Getting Right With This Transgender Thing - Jennifer Simmons -The Road to Jenny - Transgender Universe

Hot summer nights in the south brought a sweet serenade to my ears. The night would fill with the sweet song from a cricket choir and their backup chorus of toads. The rhythm of the midnight train thumping steady on the tracks gave a smooth beat to it all. Most nights in the summer I would sneak out of my bedroom window and silently make my way out to the shed. There was a ragged old wooden ladder that I made, propped up on the backside of it. The treads on the stairs would creak as I put weight on them so I would move as slowly as I could. By the time I was at the top, my feet would ache from the wood pressing into my arches. The roof was still warm from baking in the sun. It felt soothing as I laid out flat and it heated my back. I would lay there staring at the sky until I saw a shooting star. I would wish and pray that when I woke up I would be a girl. I spent a lot of nights sleeping on the roof of that shed. The same theme would follow me all my life. Any wishing well I could find a coin went in and the same wish would be made. Any custom or fable that allowed for the possibility of my wish coming true was worth a try to me.

“For a lot of people they are completely happy with falling in the non-binary, but for me all I ever wanted to be was female.”

As the years progressed and my body changed, I realized that my belief in fairytales was fading more and more. My voice deepened, I grew to 5’11, my hairline receded and my body turned against me in every possible way it could. Even though I was firmly in my flesh prison, I still screamed on the inside for my miracle. I knew that the likelihood of me ever just looking like a natural born woman was almost impossible. For a lot of people they are completely happy with falling in the non-binary, but for me all I ever wanted to be was female.

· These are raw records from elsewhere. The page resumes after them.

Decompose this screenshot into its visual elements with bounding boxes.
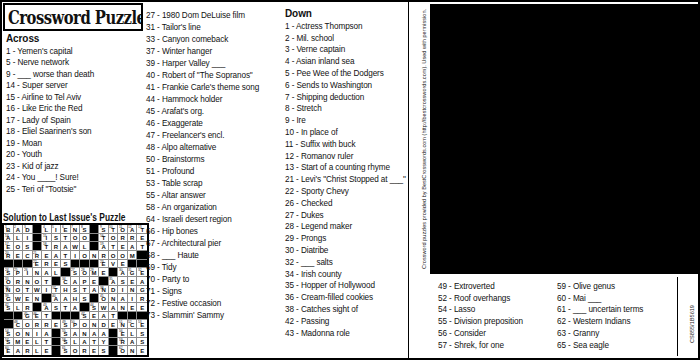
sol-cell-14-4: E: [42, 346, 52, 355]
sol-cell-11-1: 48C: [14, 320, 24, 329]
solution-letter: E: [118, 260, 127, 268]
solution-letter: M: [128, 251, 137, 259]
sol-cell-9-0: 42S: [4, 303, 14, 312]
solution-letter: M: [14, 338, 23, 346]
sol-cell-0-0: 1B: [4, 225, 14, 234]
cell-8-14: [678, 148, 696, 166]
cell-14-4: [502, 254, 520, 272]
solution-letter: R: [118, 338, 127, 346]
cell-0-12: [643, 6, 661, 24]
cell-5-12: [643, 95, 661, 113]
clue-down-8: 8 - Stretch: [285, 103, 410, 115]
cell-12-11: [626, 219, 644, 237]
cell-14-2: [467, 254, 485, 272]
solution-letter: I: [23, 268, 32, 276]
sol-cell-0-11: 10T: [109, 225, 119, 234]
solution-letter: O: [99, 294, 108, 302]
solution-letter: A: [61, 242, 70, 250]
sol-cell-1-12: R: [118, 234, 128, 243]
clue-down-7: 7 - Shipping deduction: [285, 92, 410, 104]
solution-letter: O: [80, 251, 89, 259]
sol-cell-6-9: E: [90, 277, 100, 286]
sol-cell-12-4: A: [42, 329, 52, 338]
sol-cell-4-3: 22E: [33, 260, 43, 269]
cell-4-2: [467, 77, 485, 95]
solution-letter: O: [71, 234, 80, 242]
solution-letter: L: [33, 338, 42, 346]
cell-8-11: [626, 148, 644, 166]
sol-cell-3-6: T: [61, 251, 71, 260]
solution-letter: S: [61, 260, 70, 268]
clue-across-23: 23 - Kid of jazz: [6, 161, 140, 173]
solution-letter: D: [23, 225, 32, 233]
solution-letter: N: [118, 303, 127, 311]
down-clues-bottom-left: 49 - Extroverted52 - Roof overhangs54 - …: [438, 281, 552, 351]
cell-7-3: [485, 130, 503, 148]
clue-across-44: 44 - Hammock holder: [146, 94, 269, 106]
sol-cell-12-10: A: [99, 329, 109, 338]
sol-cell-11-8: O: [80, 320, 90, 329]
sol-cell-0-6: 6E: [61, 225, 71, 234]
cell-0-13: [661, 6, 679, 24]
solution-letter: S: [71, 286, 80, 294]
cell-14-5: [520, 254, 538, 272]
cell-2-14: [678, 41, 696, 59]
sol-cell-8-0: 39G: [4, 294, 14, 303]
solution-letter: A: [42, 329, 51, 337]
cell-6-2: [467, 112, 485, 130]
cell-2-8: [573, 41, 591, 59]
sol-cell-10-3: 46E: [33, 312, 43, 321]
cell-5-0: [432, 95, 450, 113]
cell-14-12: [643, 254, 661, 272]
sol-cell-1-8: O: [80, 234, 90, 243]
sol-cell-14-13: N: [128, 346, 138, 355]
solution-letter: T: [109, 225, 118, 233]
cell-0-7: [555, 6, 573, 24]
sol-cell-3-10: R: [99, 251, 109, 260]
sol-cell-9-5: S: [52, 303, 62, 312]
cell-14-6: [538, 254, 556, 272]
cell-10-10: [608, 183, 626, 201]
cell-1-3: [485, 24, 503, 42]
clue-down-4: 4 - Asian inland sea: [285, 56, 410, 68]
cell-1-4: [502, 24, 520, 42]
sol-cell-6-10: [99, 277, 109, 286]
cell-0-4: [502, 6, 520, 24]
cell-13-7: [555, 237, 573, 255]
sol-cell-6-6: 34C: [61, 277, 71, 286]
sol-cell-7-3: W: [33, 286, 43, 295]
solution-letter: E: [4, 242, 13, 250]
sol-cell-2-1: O: [14, 242, 24, 251]
solution-letter: S: [80, 312, 89, 320]
solution-letter: T: [23, 286, 32, 294]
cell-8-5: [520, 148, 538, 166]
cell-12-10: [608, 219, 626, 237]
sol-cell-13-14: S: [137, 338, 147, 347]
solution-letter: H: [61, 286, 70, 294]
sol-cell-1-7: O: [71, 234, 81, 243]
solution-letter: E: [128, 277, 137, 285]
cell-6-6: [538, 112, 556, 130]
sol-cell-3-7: I: [71, 251, 81, 260]
solution-letter: R: [80, 346, 89, 355]
cell-2-11: [626, 41, 644, 59]
solution-letter: T: [109, 242, 118, 250]
cell-9-5: [520, 166, 538, 184]
cell-12-2: [467, 219, 485, 237]
cell-2-7: [555, 41, 573, 59]
cell-4-5: [520, 77, 538, 95]
cell-10-9: [590, 183, 608, 201]
cell-11-6: [538, 201, 556, 219]
solution-letter: P: [14, 268, 23, 276]
clue-across-58: 58 - An organization: [146, 202, 269, 214]
clue-across-72: 72 - Festive occasion: [146, 298, 269, 310]
solution-letter: A: [90, 286, 99, 294]
clue-down-38: 38 - Catches sight of: [285, 304, 410, 316]
clue-down-63: 63 - Granny: [557, 328, 671, 340]
clue-down-56: 56 - Consider: [438, 328, 552, 340]
solution-letter: A: [52, 294, 61, 302]
clue-across-55: 55 - Altar answer: [146, 190, 269, 202]
clue-down-60: 60 - Mai ___: [557, 293, 671, 305]
sol-cell-8-6: A: [61, 294, 71, 303]
cell-5-11: [626, 95, 644, 113]
sol-cell-8-9: [90, 294, 100, 303]
cell-7-8: [573, 130, 591, 148]
solution-letter: T: [42, 277, 51, 285]
solution-letter: W: [99, 303, 108, 311]
sol-cell-7-9: A: [90, 286, 100, 295]
clue-across-53: 53 - Table scrap: [146, 178, 269, 190]
solution-letter: E: [109, 320, 118, 328]
solution-letter: R: [52, 242, 61, 250]
solution-letter: R: [128, 234, 137, 242]
clue-across-70: 70 - Party to: [146, 274, 269, 286]
cell-4-11: [626, 77, 644, 95]
solution-letter: I: [42, 286, 51, 294]
solution-letter: R: [42, 320, 51, 328]
sol-cell-2-8: L: [80, 242, 90, 251]
solution-letter: S: [4, 338, 13, 346]
cell-10-3: [485, 183, 503, 201]
sol-cell-4-11: V: [109, 260, 119, 269]
cell-1-0: [432, 24, 450, 42]
sol-cell-12-2: N: [23, 329, 33, 338]
cell-13-0: [432, 237, 450, 255]
clue-across-68: 68 - ___ Haute: [146, 250, 269, 262]
cell-5-10: [608, 95, 626, 113]
sol-cell-14-11: [109, 346, 119, 355]
cell-13-4: [502, 237, 520, 255]
clue-down-21: 21 - Levi's "Christ Stopped at ___": [285, 174, 410, 186]
clue-down-54: 54 - Lasso: [438, 304, 552, 316]
cell-1-2: [467, 24, 485, 42]
solution-letter: O: [118, 346, 127, 355]
clue-down-32: 32 - ___ salts: [285, 257, 410, 269]
cell-5-1: [450, 95, 468, 113]
sol-cell-9-11: A: [109, 303, 119, 312]
solution-letter: N: [128, 346, 137, 355]
cell-4-4: [502, 77, 520, 95]
solution-letter: A: [128, 338, 137, 346]
sol-cell-5-3: N: [33, 268, 43, 277]
clue-across-73: 73 - Slammin' Sammy: [146, 310, 269, 322]
clue-down-12: 12 - Romanov ruler: [285, 151, 410, 163]
cell-6-14: [678, 112, 696, 130]
cell-13-6: [538, 237, 556, 255]
cell-1-11: [626, 24, 644, 42]
sol-cell-10-8: 47S: [80, 312, 90, 321]
solution-letter: N: [71, 225, 80, 233]
sol-cell-9-2: R: [23, 303, 33, 312]
sol-cell-10-9: E: [90, 312, 100, 321]
clue-down-27: 27 - Dukes: [285, 210, 410, 222]
sol-cell-4-6: S: [61, 260, 71, 269]
solution-letter: T: [61, 303, 70, 311]
sol-cell-12-14: S: [137, 329, 147, 338]
solution-letter: E: [42, 251, 51, 259]
solution-letter: E: [33, 312, 42, 320]
sol-cell-11-6: 49S: [61, 320, 71, 329]
sol-cell-12-12: 56E: [118, 329, 128, 338]
sol-cell-5-8: 28O: [80, 268, 90, 277]
cell-3-6: [538, 59, 556, 77]
cell-5-13: [661, 95, 679, 113]
sol-cell-0-13: 12A: [128, 225, 138, 234]
cell-1-5: [520, 24, 538, 42]
sol-cell-7-12: I: [118, 286, 128, 295]
sol-cell-13-7: L: [71, 338, 81, 347]
sol-cell-14-0: 60E: [4, 346, 14, 355]
solution-letter: L: [14, 303, 23, 311]
cell-4-14: [678, 77, 696, 95]
cell-6-11: [626, 112, 644, 130]
cell-10-4: [502, 183, 520, 201]
sol-cell-10-4: T: [42, 312, 52, 321]
sol-cell-10-0: [4, 312, 14, 321]
clue-down-34: 34 - Irish county: [285, 269, 410, 281]
cell-10-8: [573, 183, 591, 201]
sol-cell-12-11: [109, 329, 119, 338]
across-clue-list-2: 27 - 1980 Dom DeLuise film31 - Tailor's …: [146, 10, 269, 322]
sol-cell-0-2: 3D: [23, 225, 33, 234]
solution-grid: 1B2A3D4L5I6E7N8S9S10T11O12A13T14ALI15IST…: [2, 223, 149, 357]
cell-8-13: [661, 148, 679, 166]
sol-cell-6-4: T: [42, 277, 52, 286]
clue-across-18: 18 - Eliel Saarinen's son: [6, 126, 140, 138]
solution-letter: E: [90, 312, 99, 320]
cell-2-4: [502, 41, 520, 59]
solution-letter: T: [90, 338, 99, 346]
sol-cell-6-3: O: [33, 277, 43, 286]
clue-down-65: 65 - Sea eagle: [557, 340, 671, 352]
cell-3-14: [678, 59, 696, 77]
cell-8-8: [573, 148, 591, 166]
sol-cell-14-3: L: [33, 346, 43, 355]
cell-11-14: [678, 201, 696, 219]
clue-across-16: 16 - Like Eric the Red: [6, 103, 140, 115]
solution-letter: E: [90, 277, 99, 285]
sol-cell-2-10: 19A: [99, 242, 109, 251]
cell-0-14: [678, 6, 696, 24]
cell-8-2: [467, 148, 485, 166]
sol-cell-5-1: 25P: [14, 268, 24, 277]
clue-down-2: 2 - Mil. school: [285, 33, 410, 45]
solution-letter: L: [71, 338, 80, 346]
page-title: Crossword Puzzle: [8, 7, 143, 28]
solution-letter: O: [80, 268, 89, 276]
sol-cell-3-8: O: [80, 251, 90, 260]
sol-cell-6-12: S: [118, 277, 128, 286]
sol-cell-10-10: A: [99, 312, 109, 321]
sol-cell-13-10: Y: [99, 338, 109, 347]
solution-letter: T: [42, 312, 51, 320]
cell-3-2: [467, 59, 485, 77]
sol-cell-3-1: E: [14, 251, 24, 260]
sol-cell-5-0: 24S: [4, 268, 14, 277]
sol-cell-8-1: W: [14, 294, 24, 303]
cell-12-7: [555, 219, 573, 237]
code-divider: [677, 277, 678, 356]
sol-cell-1-6: T: [61, 234, 71, 243]
cell-3-13: [661, 59, 679, 77]
sol-cell-7-4: I: [42, 286, 52, 295]
down-clue-list: 1 - Actress Thompson2 - Mil. school3 - V…: [285, 21, 410, 340]
solution-letter: E: [128, 303, 137, 311]
sol-cell-3-2: C: [23, 251, 33, 260]
sol-cell-13-9: T: [90, 338, 100, 347]
attribution-vertical-text: Crossword puzzles provided by BestCrossw…: [421, 3, 427, 275]
sol-cell-8-7: H: [71, 294, 81, 303]
cell-0-9: [590, 6, 608, 24]
sol-cell-13-3: L: [33, 338, 43, 347]
clue-across-27: 27 - 1980 Dom DeLuise film: [146, 10, 269, 22]
solution-letter: O: [80, 234, 89, 242]
clue-across-69: 69 - Tidy: [146, 262, 269, 274]
cell-14-11: [626, 254, 644, 272]
solution-letter: A: [71, 303, 80, 311]
cell-9-12: [643, 166, 661, 184]
sol-cell-11-2: O: [23, 320, 33, 329]
cell-12-3: [485, 219, 503, 237]
cell-4-12: [643, 77, 661, 95]
sol-cell-5-10: E: [99, 268, 109, 277]
cell-1-14: [678, 24, 696, 42]
cell-4-7: [555, 77, 573, 95]
cell-2-5: [520, 41, 538, 59]
column-divider-left: [408, 2, 409, 358]
solution-letter: S: [52, 303, 61, 311]
solution-letter: E: [52, 260, 61, 268]
sol-cell-4-10: 23E: [99, 260, 109, 269]
cell-8-10: [608, 148, 626, 166]
cell-8-1: [450, 148, 468, 166]
sol-cell-5-5: L: [52, 268, 62, 277]
cell-2-3: [485, 41, 503, 59]
clue-down-62: 62 - Western Indians: [557, 316, 671, 328]
cell-12-8: [573, 219, 591, 237]
clue-down-57: 57 - Shrek, for one: [438, 340, 552, 352]
cell-9-14: [678, 166, 696, 184]
cell-12-14: [678, 219, 696, 237]
sol-cell-1-2: I: [23, 234, 33, 243]
solution-letter: A: [80, 338, 89, 346]
clue-down-1: 1 - Actress Thompson: [285, 21, 410, 33]
sol-cell-0-5: 5I: [52, 225, 62, 234]
sol-cell-12-5: [52, 329, 62, 338]
clue-down-36: 36 - Cream-filled cookies: [285, 292, 410, 304]
solution-letter: E: [33, 260, 42, 268]
sol-cell-12-13: L: [128, 329, 138, 338]
solution-letter: L: [14, 234, 23, 242]
clue-down-61: 61 - ___ uncertain terms: [557, 304, 671, 316]
clue-across-64: 64 - Israeli desert region: [146, 214, 269, 226]
cell-2-13: [661, 41, 679, 59]
sol-cell-10-5: [52, 312, 62, 321]
solution-letter: O: [14, 242, 23, 250]
clue-across-20: 20 - Youth: [6, 149, 140, 161]
sol-cell-9-10: W: [99, 303, 109, 312]
sol-cell-2-11: T: [109, 242, 119, 251]
solution-letter: R: [99, 251, 108, 259]
cell-7-6: [538, 130, 556, 148]
clue-down-22: 22 - Sporty Chevy: [285, 186, 410, 198]
sol-cell-14-6: 61S: [61, 346, 71, 355]
sol-cell-3-0: 20R: [4, 251, 14, 260]
solution-letter: R: [23, 346, 32, 355]
sol-cell-3-5: A: [52, 251, 62, 260]
sol-cell-13-2: E: [23, 338, 33, 347]
cell-0-2: [467, 6, 485, 24]
cell-6-0: [432, 112, 450, 130]
clue-across-37: 37 - Winter hanger: [146, 46, 269, 58]
cell-14-9: [590, 254, 608, 272]
clue-across-9: 9 - ___ worse than death: [6, 69, 140, 81]
solution-letter: L: [33, 346, 42, 355]
cell-3-3: [485, 59, 503, 77]
solution-letter: S: [4, 268, 13, 276]
sol-cell-7-7: S: [71, 286, 81, 295]
sol-cell-11-9: N: [90, 320, 100, 329]
solution-letter: S: [61, 338, 70, 346]
solution-letter: C: [61, 277, 70, 285]
cell-13-2: [467, 237, 485, 255]
cell-10-14: [678, 183, 696, 201]
cell-7-1: [450, 130, 468, 148]
sol-cell-13-1: M: [14, 338, 24, 347]
cell-1-7: [555, 24, 573, 42]
cell-13-13: [661, 237, 679, 255]
solution-letter: H: [71, 294, 80, 302]
clue-across-39: 39 - Harper Valley ___: [146, 58, 269, 70]
cell-11-4: [502, 201, 520, 219]
solution-letter: S: [137, 329, 147, 337]
solution-letter: A: [118, 268, 127, 276]
solution-letter: S: [4, 329, 13, 337]
solution-letter: E: [118, 329, 127, 337]
cell-9-11: [626, 166, 644, 184]
solution-letter: G: [4, 294, 13, 302]
cell-10-6: [538, 183, 556, 201]
cell-4-0: [432, 77, 450, 95]
cell-3-1: [450, 59, 468, 77]
sol-cell-1-13: R: [128, 234, 138, 243]
cell-10-7: [555, 183, 573, 201]
solution-letter: A: [109, 303, 118, 311]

Getting Right With This Transgender Thing - The Road to Jenny - Transgender Universe

Transitioning is a process. No matter how much we wish we could flip a switch and just be who we want to be, the reality is that it takes a lot of work and time. In some ways living two lives simplified things. I would go to work and the guys would accept me as one of their own. I could come home and be a woman and mom. Going out in public as a woman was a different story. I remember pulling up to a drive through window years ago and the cashier getting a huge smile on his face as I handed him my money. I pulled up to the next window and just as it opened I could hear him yelling to everyone “Look it’s a tranny! Dude it’s a tranny!” I drove off without getting my food and went home. After many scenarios played out of the same situation, I knew I had to get my head around not being a man or a woman, but being transgender.

“I started to confront people who were sensationalizing me and stood up for myself.”

Growing up, transgender people were the subjects of episodes of Jerry Springer or punchlines in a Jim Carrey movie. I had never met another transgender person that I was aware of until I was in my thirties. Once I decided to go to a gay bar in Atlanta to just have a drink and relax. When I opened the door and walked in, everyone at the bar stopped and looked at me. After what seemed like forever they started to laugh and yell “Look at the tranny!” I could not find acceptance in any aspect of my life as a transgender woman. Then one day I got a call back from a therapist named Jayson. I did not know it until I went to my first appointment, but he was a transman. Jayson sat there as a professional therapist and he challenged my ideas on being transgender and what it meant. He helped me see that I had every right to live my life the way everyone else gets to live theirs. I started to confront people who were sensationalizing me and stood up for myself. I was able to start seeing that it was ok for someone to want me and be attracted to me.

Today I stood in my office helping a customer. My hair was pulled up into a messy ponytail looking over my glasses a sternly as I could I said “Again will that be all for you?” He looked up from my breast and said “No thanks.” I could see the questions brewing in his mind, but he could tell that I did not owe him and answer. I took his order and got him on his way, it was a perfectly normal day for a normal person.